The artist went out on the beach with dear Icelandic friends and their small boy to release Cole's remaining ashes to the winds. In the movie's most moving scene, the father explains to his son, kindly but matter-of-factly, that first we're alive, and then we're dead, and it's up to the rest of us to put the deceased to rest.
But at this wild rocky spot, Silverstein was also struck by the dozens of pieces of metal debris scattered on the sands, among reeds, below cliffs. They were the remains of the tempest-tossed ship, "left to rust for the past 70 years," as the artist put it. She couldn't re-create the Epine, despite the title she gave the installation, but she felt compelled "to gather the pieces of the ship...and to resurrect them into a new form."
After researching the wreck, poring over newspaper accounts of the mass drownings and collecting the names of the dead, she went back to the site in 2018. Working with a team of friends, often in the "silent, pink, un-dark of Icelandic summer nights," she and her friends made rubbings of all the metal pieces they could find.
Rubbing is an art form often associated with death; many people make rubbings of ancestral gravestones to memorialize those who have passed. Likewise, Silverstein and company memorialized the sailors by reproducing the bits of metal tools and ship fittings they had once used in their nautical work. The team laid white paper across the metal parts, then rubbed them with charcoal or pencil to reproduce their shape and texture.
These lovely, delicate pieces hang in many parts of the installation; some are large, some small, but all are colored in ghostly gray and white. The rubbings also serve as templates for many of the other works. On one wall, the metal fragments are writ large, painted in bright primary colors on oversized canvases. Elsewhere, colored in pastel paint, they cascade down a huge drape of canvas, held high by a slab of wood.
Even the show's big wooden sculptures, blackened by fire, are carved in the shapes of the metal pieces. Most touchingly, wild imagined portraits of each of the seamen are crafted out of collaged colored papers that mimic the rusted tools. Their names are there too: Mark Bradley, 25, deck hand; Fred Thompson, 39, mate; Harry Horner, 51, chief engineer.
Silverstein writes that her two projects—the movie about her own grief and the other artworks of the metal debris—are actually much alike. In each case, she tried to make sense of the tragedy "by giving it a new form."
By bringing the two disasters together, Silverstein honors her personal grief for a loved one, while expanding it into a more universal compassion for strangers. And she follows the advice of the father who explained life and death to his son: she is honoring and then burying these dead, and going on to live life.
One of the three small solo shows in the back galleries also deals with death. Rachel Frank tracks the fragmented habits of animals in the Sonoran Desert, zeroing in on the prized Sonoran pronghorn, using ceramics and even a Sonoran pronghorn mask—which she wears in her film.

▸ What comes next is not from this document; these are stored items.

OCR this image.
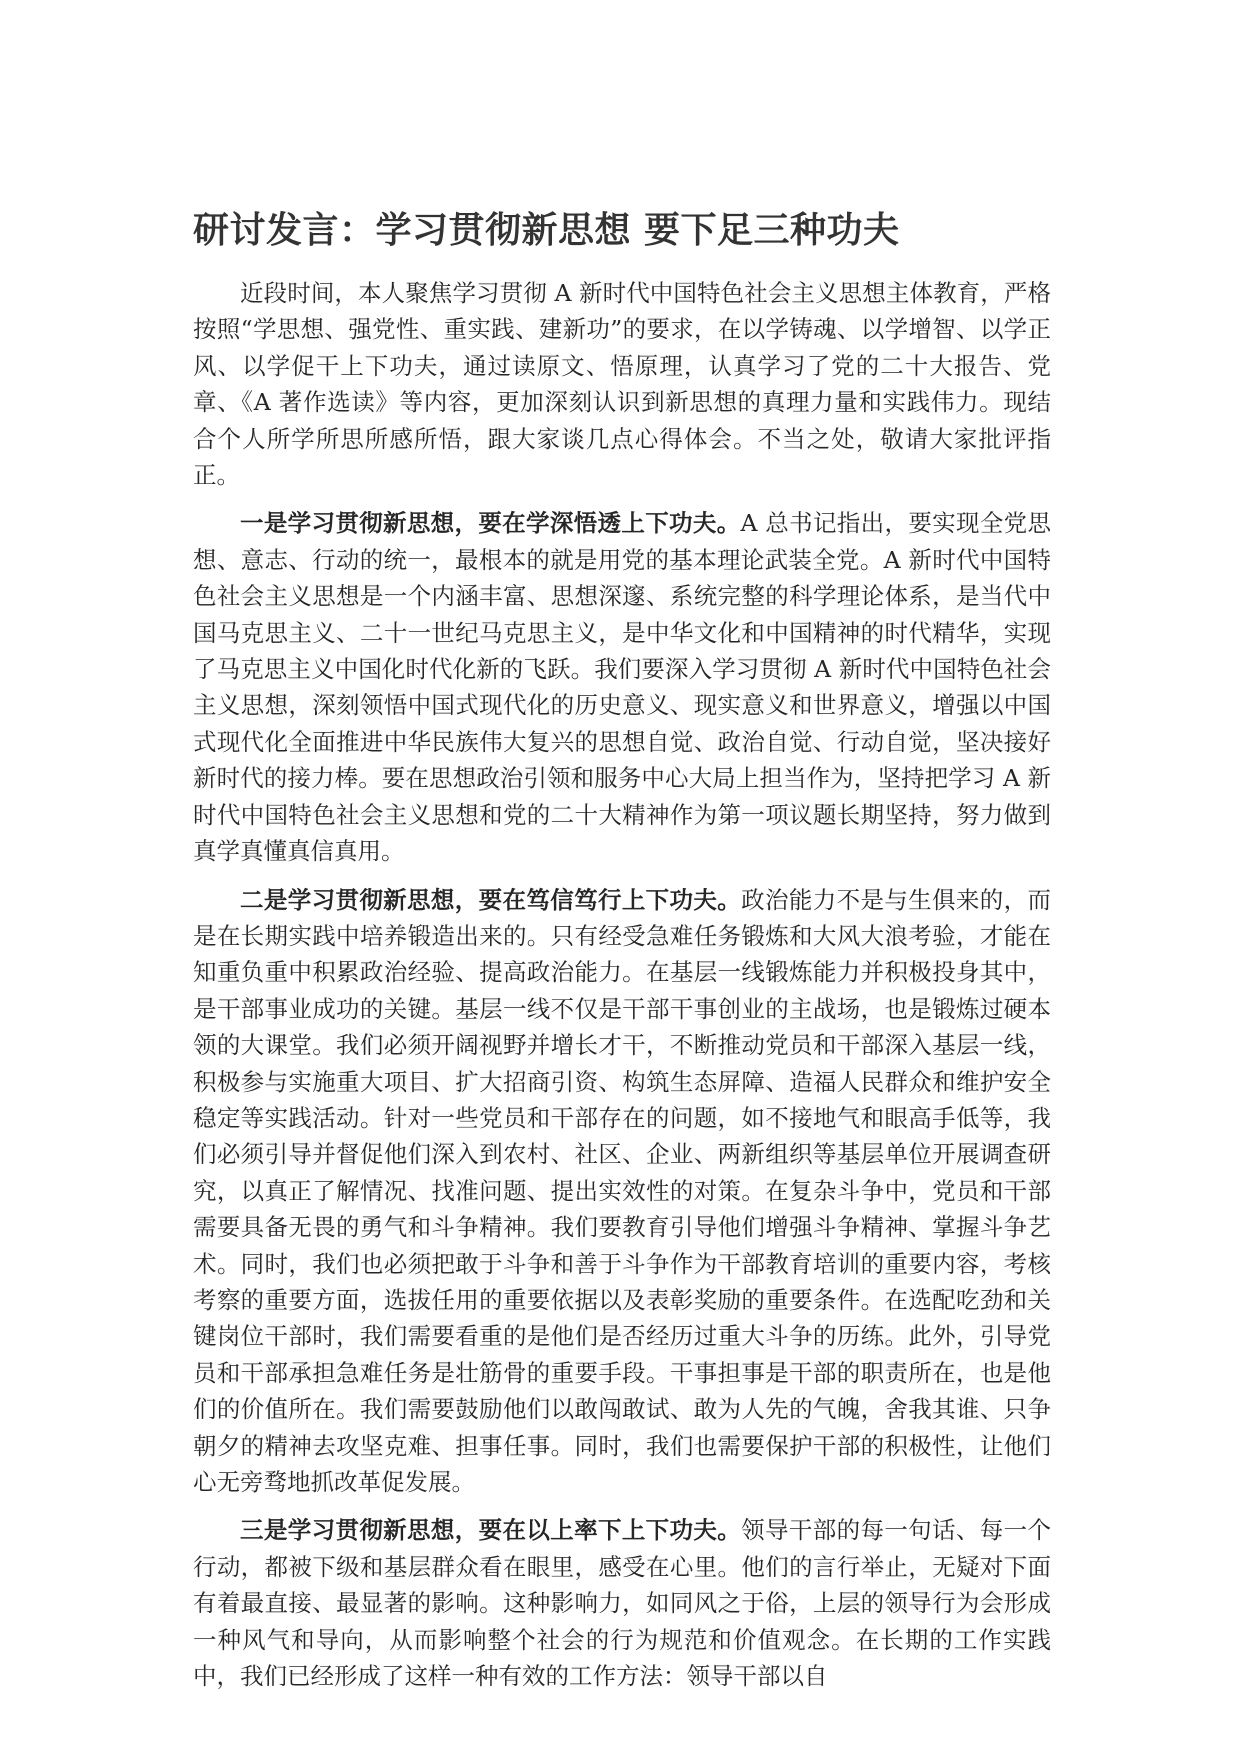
研讨发言：学习贯彻新思想 要下足三种功夫

近段时间，本人聚焦学习贯彻 A 新时代中国特色社会主义思想主体教育，严格按照“学思想、强党性、重实践、建新功”的要求，在以学铸魂、以学增智、以学正风、以学促干上下功夫，通过读原文、悟原理，认真学习了党的二十大报告、党章、《A 著作选读》等内容，更加深刻认识到新思想的真理力量和实践伟力。现结合个人所学所思所感所悟，跟大家谈几点心得体会。不当之处，敬请大家批评指正。

一是学习贯彻新思想，要在学深悟透上下功夫。A 总书记指出，要实现全党思想、意志、行动的统一，最根本的就是用党的基本理论武装全党。A 新时代中国特色社会主义思想是一个内涵丰富、思想深邃、系统完整的科学理论体系，是当代中国马克思主义、二十一世纪马克思主义，是中华文化和中国精神的时代精华，实现了马克思主义中国化时代化新的飞跃。我们要深入学习贯彻 A 新时代中国特色社会主义思想，深刻领悟中国式现代化的历史意义、现实意义和世界意义，增强以中国式现代化全面推进中华民族伟大复兴的思想自觉、政治自觉、行动自觉，坚决接好新时代的接力棒。要在思想政治引领和服务中心大局上担当作为，坚持把学习 A 新时代中国特色社会主义思想和党的二十大精神作为第一项议题长期坚持，努力做到真学真懂真信真用。

二是学习贯彻新思想，要在笃信笃行上下功夫。政治能力不是与生俱来的，而是在长期实践中培养锻造出来的。只有经受急难任务锻炼和大风大浪考验，才能在知重负重中积累政治经验、提高政治能力。在基层一线锻炼能力并积极投身其中，是干部事业成功的关键。基层一线不仅是干部干事创业的主战场，也是锻炼过硬本领的大课堂。我们必须开阔视野并增长才干，不断推动党员和干部深入基层一线，积极参与实施重大项目、扩大招商引资、构筑生态屏障、造福人民群众和维护安全稳定等实践活动。针对一些党员和干部存在的问题，如不接地气和眼高手低等，我们必须引导并督促他们深入到农村、社区、企业、两新组织等基层单位开展调查研究，以真正了解情况、找准问题、提出实效性的对策。在复杂斗争中，党员和干部需要具备无畏的勇气和斗争精神。我们要教育引导他们增强斗争精神、掌握斗争艺术。同时，我们也必须把敢于斗争和善于斗争作为干部教育培训的重要内容，考核考察的重要方面，选拔任用的重要依据以及表彰奖励的重要条件。在选配吃劲和关键岗位干部时，我们需要看重的是他们是否经历过重大斗争的历练。此外，引导党员和干部承担急难任务是壮筋骨的重要手段。干事担事是干部的职责所在，也是他们的价值所在。我们需要鼓励他们以敢闯敢试、敢为人先的气魄，舍我其谁、只争朝夕的精神去攻坚克难、担事任事。同时，我们也需要保护干部的积极性，让他们心无旁骛地抓改革促发展。

三是学习贯彻新思想，要在以上率下上下功夫。领导干部的每一句话、每一个行动，都被下级和基层群众看在眼里，感受在心里。他们的言行举止，无疑对下面有着最直接、最显著的影响。这种影响力，如同风之于俗，上层的领导行为会形成一种风气和导向，从而影响整个社会的行为规范和价值观念。在长期的工作实践中，我们已经形成了这样一种有效的工作方法：领导干部以自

The pronghorn is already endangered, and the border walls now under construction at Organ Pipe Cactus National Monument and elsewhere have put the species at even greater risk of death and extinction.
For So Long, Lilly McElroy made 365 copies of a cheesy stock photo of a sunset. Piling the pictures one atop the other, over the course of a year McElroy banished the suns by sanding a hole right though them. The hole's strange shape is both sexual and virginal: it looks at once like a vulva and a Virgin Mary.
Caroline Wells Chandler's Close Encounters tackles sexual identity via a unique medium: his cheery and colorful crocheted figures gallop across the walls like so many Keith Haring runners bursting with joy.